M. le président. Je suis désolé, monsieur le ministre, je ne peux vous la donner : le vote est commencé, il doit aller jusqu'à son terme.
Je mets donc aux voix l'amendement n° 10, repoussé par la commission et par le Gouvernement.

(L'amendement n'est pas adopté.)
M. Jacques Mahéas. Monsieur le président, je proteste : M. le ministre a levé la main en temps et en heure. Vous ne l'avez pas vu.
M. le président. Monsieur Mahéas, je vous ferai remarquer que j'ai appliqué le règlement : une fois qu'un vote est commencé, personne ne peut plus intervenir.
Je suis navré, monsieur le ministre. Cela étant, si vous demandez la parole maintenant, je vous la donne très volontiers.
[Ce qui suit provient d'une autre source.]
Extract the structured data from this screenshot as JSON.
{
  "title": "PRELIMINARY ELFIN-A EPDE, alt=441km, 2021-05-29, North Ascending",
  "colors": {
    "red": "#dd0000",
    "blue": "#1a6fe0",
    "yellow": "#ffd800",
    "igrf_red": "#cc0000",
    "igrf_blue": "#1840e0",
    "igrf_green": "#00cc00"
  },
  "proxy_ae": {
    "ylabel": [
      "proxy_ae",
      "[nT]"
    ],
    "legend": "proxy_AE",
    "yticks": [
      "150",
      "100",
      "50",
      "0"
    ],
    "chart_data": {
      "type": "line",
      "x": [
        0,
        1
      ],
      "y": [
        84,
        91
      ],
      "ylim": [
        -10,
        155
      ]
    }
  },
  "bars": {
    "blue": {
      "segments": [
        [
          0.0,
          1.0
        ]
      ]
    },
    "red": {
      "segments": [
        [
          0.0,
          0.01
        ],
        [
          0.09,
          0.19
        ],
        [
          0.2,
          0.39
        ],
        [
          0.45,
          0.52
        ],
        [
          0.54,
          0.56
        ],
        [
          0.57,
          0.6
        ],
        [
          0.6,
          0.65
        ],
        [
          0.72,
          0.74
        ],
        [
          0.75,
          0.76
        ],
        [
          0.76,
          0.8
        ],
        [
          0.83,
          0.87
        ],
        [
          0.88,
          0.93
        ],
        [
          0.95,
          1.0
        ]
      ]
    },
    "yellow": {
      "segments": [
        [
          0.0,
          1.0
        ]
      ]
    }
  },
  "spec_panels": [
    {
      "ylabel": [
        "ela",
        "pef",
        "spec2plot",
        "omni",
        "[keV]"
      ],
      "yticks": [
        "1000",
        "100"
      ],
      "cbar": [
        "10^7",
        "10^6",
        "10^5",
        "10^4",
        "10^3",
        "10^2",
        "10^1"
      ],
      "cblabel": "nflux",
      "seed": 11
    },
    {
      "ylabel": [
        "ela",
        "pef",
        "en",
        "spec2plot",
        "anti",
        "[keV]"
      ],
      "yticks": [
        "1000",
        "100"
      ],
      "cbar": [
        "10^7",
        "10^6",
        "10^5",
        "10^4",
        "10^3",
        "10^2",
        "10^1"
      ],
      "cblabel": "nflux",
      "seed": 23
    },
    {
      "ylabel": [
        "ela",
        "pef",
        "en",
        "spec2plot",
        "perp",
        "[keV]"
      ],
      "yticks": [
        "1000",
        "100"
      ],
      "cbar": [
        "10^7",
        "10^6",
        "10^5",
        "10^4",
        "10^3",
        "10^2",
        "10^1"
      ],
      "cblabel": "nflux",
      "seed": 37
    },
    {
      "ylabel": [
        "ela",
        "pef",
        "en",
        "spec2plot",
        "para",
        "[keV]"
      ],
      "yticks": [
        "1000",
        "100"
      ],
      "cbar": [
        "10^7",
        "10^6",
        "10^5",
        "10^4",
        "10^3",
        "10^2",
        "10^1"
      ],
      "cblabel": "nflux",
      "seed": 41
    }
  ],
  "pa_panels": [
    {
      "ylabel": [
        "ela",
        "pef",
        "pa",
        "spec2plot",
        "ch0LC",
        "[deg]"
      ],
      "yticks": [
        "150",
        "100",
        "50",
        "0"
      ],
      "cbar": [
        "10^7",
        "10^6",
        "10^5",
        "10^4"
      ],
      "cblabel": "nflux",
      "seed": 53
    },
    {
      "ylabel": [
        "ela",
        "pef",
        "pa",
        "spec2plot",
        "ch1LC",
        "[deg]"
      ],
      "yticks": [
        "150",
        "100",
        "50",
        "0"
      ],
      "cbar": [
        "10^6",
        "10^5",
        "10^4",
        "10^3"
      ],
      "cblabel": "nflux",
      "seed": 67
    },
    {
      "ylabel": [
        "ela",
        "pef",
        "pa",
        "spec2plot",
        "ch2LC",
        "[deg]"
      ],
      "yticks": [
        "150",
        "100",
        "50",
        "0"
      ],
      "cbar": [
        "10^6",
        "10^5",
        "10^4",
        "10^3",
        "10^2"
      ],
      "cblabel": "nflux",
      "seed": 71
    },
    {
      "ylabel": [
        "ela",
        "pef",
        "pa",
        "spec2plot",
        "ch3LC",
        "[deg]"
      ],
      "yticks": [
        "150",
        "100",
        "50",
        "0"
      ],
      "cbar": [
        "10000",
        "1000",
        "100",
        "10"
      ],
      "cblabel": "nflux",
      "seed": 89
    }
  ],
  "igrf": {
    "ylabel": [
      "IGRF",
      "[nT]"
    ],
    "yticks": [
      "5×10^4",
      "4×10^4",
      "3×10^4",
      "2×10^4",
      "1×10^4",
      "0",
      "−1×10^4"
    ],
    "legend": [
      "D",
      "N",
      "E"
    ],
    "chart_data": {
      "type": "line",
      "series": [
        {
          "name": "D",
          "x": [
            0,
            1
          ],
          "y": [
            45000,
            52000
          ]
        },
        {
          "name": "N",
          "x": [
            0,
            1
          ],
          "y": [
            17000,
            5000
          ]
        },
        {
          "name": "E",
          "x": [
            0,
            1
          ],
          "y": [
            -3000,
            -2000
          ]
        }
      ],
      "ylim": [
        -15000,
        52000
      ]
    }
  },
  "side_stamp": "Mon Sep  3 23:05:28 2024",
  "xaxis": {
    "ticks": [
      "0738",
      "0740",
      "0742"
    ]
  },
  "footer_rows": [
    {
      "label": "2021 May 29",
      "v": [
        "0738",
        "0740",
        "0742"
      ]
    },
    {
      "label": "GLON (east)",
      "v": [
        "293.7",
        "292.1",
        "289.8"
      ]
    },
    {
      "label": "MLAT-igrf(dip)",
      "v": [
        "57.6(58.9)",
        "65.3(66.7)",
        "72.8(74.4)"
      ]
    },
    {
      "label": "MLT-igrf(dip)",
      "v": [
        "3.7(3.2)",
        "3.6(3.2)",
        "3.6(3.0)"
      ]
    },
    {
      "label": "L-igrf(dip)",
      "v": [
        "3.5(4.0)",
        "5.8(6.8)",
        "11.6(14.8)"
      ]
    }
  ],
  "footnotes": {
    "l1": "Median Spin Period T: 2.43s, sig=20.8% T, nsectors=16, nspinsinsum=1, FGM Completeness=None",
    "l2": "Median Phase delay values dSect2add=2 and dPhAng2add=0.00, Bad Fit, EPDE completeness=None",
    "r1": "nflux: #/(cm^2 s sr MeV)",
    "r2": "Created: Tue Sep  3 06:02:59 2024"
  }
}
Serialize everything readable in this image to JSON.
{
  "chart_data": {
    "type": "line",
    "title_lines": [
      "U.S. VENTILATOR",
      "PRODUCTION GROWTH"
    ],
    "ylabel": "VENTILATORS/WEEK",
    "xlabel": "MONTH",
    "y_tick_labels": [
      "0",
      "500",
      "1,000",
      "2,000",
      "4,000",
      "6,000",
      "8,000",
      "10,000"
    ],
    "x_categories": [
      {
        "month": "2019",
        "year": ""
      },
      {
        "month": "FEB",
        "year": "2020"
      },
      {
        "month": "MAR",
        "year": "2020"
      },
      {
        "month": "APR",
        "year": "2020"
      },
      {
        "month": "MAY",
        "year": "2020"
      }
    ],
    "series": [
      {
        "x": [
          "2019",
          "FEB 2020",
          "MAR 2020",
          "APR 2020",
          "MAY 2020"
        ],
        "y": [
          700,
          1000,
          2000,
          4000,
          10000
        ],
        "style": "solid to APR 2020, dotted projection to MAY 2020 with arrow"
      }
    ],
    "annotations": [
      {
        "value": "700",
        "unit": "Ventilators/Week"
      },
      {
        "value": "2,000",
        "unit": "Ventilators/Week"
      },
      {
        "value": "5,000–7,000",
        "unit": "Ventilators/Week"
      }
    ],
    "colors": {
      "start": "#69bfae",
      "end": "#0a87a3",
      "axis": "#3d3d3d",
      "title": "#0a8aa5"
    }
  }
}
M. Jean-Claude Gayssot, ministre de l'équipement, des transports et du logement. Je demande effectivement la parole.
M. le président. La parole est à M. le ministre.
M. Jean-Claude Gayssot, ministre de l'équipement, des transports et du logement. Monsieur le président, si je n'ai pas levé la main plus tôt tout à l'heure, c'est que je croyais que Mme Derycke allait intervenir après M. Mahéas. Je ne peux voir ce qui se passe dans les travées derrière moi !
Aussi, dès que j'ai vu que vous alliez mettre l'amendement aux voix, j'ai demandé la parole.
L'amendement n'a pas été retenu, mais je veux confirmer ce que j'ai dit à M. le rapporteur, à savoir, monsieur Mahéas, que je prends l'engagement de travailler en concertation, avec le souci de la plus grande efficacité, pour qu'une avancée notable ait lieu dans la formation des conducteurs.
M. le président. Monsieur le ministre, je voudrais que les choses soient bien claires. J'ai demandé si l'amendement était maintenu, on m'a répondu que oui. J'ai demandé s'il y avait des explications de vote, personne n'a bougé. C'est la raison pour laquelle je suis passé au vote.
Cela étant, M. le ministre a pris un engagement ; je pense que nous pouvons poursuivre la discussion.